Maria Turri, a designer based in Verona, Italy, doesn’t seem particularly interested in what’s commonly considered ‘business.’ Her ideal is to create clothes by hand and then present them in a small bag to a few select shops—a vision that feels almost anachronistic in today’s fast-paced fashion world. Instead, she chose to unveil her latest collection near the Picasso Museum in Paris. This choice felt almost fated as Turri, with her effortlessly tousled black hair, resembled a modern-day interpretation of Picasso’s 1900 portrait of his sister, Lola.

I first met Turri in 2018 when she was awarded the “Who Is on Next?” prize by Italian Vogue. I was a member of the judging panel for this initiative that spotlights emerging designers upholding the tradition of “Made in Italy.” Fast forward six years, and Turri has become a mother and expanded her label to include menswear. Her Spring/Summer 2025 collection features numerous looks with intricate back designs, from cascading fabric panels to twisted straps that hold up open-back dresses. One garment, adorned with lace-up details, requires assistance to fasten its intricate knots, adding depth and complexity to the design.

Turri’s signature loose, drop-waist dresses are present, their unexpectedness highlighted by strategically placed pleats. Her tailoring offerings include a single-button long jacket, drop-crotch pants, and work jackets. A standout piece is a jacket crafted from 100-year-old linen fabric, boasting an 18th-century silhouette.

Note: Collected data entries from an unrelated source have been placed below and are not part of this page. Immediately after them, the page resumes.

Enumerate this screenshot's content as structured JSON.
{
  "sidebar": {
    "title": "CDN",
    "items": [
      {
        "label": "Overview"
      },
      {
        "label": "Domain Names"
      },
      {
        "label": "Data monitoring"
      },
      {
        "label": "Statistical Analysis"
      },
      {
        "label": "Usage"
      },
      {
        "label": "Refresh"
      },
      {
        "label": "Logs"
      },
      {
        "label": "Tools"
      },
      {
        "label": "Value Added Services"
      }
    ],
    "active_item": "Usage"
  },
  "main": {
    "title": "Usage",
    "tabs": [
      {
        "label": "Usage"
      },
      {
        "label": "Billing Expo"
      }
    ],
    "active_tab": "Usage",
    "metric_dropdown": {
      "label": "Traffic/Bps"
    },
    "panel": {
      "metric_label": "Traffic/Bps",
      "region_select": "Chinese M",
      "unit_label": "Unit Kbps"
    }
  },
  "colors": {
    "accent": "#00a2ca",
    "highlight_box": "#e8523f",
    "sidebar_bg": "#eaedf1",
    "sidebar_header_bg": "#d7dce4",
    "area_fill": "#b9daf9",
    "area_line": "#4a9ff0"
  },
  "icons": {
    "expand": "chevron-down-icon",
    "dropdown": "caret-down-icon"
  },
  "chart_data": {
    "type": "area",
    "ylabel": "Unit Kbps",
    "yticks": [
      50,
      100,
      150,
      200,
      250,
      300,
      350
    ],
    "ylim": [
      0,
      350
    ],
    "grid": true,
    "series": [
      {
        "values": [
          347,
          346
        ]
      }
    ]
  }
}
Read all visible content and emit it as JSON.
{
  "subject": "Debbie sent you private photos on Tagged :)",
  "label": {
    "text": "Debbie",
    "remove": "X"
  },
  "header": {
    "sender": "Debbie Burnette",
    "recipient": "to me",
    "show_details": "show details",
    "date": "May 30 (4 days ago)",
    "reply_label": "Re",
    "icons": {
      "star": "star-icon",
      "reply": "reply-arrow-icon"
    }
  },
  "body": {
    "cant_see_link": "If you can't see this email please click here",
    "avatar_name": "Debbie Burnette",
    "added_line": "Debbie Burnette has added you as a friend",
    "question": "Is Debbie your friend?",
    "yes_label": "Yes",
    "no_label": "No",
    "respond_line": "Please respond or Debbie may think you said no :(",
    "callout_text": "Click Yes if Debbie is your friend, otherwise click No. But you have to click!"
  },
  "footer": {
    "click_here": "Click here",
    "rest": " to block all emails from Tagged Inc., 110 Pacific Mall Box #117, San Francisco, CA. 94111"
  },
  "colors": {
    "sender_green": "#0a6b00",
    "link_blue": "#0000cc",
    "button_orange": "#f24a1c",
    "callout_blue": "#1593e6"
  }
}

As in 2018, Turri continues to illuminate the true meaning of “Made in Italy.” Her approach is artisanal, blending machine and hand-stitching, but the final product is never “perfect.” This reflects her aesthetic and values, and her husband, who also serves as her translator, explains it best: “She’s not doing this to grow a brand, she’s doing it to express her creativity, and it’s not connected to what the market is demanding. It’s a small collection, and Maria doesn’t want to wholesale it to many stores to keep it personal, and also to build a relationship with customers. A few stores are enough. For her, the most important thing is that the customers can savor each design, enjoy it, and feel happiness.”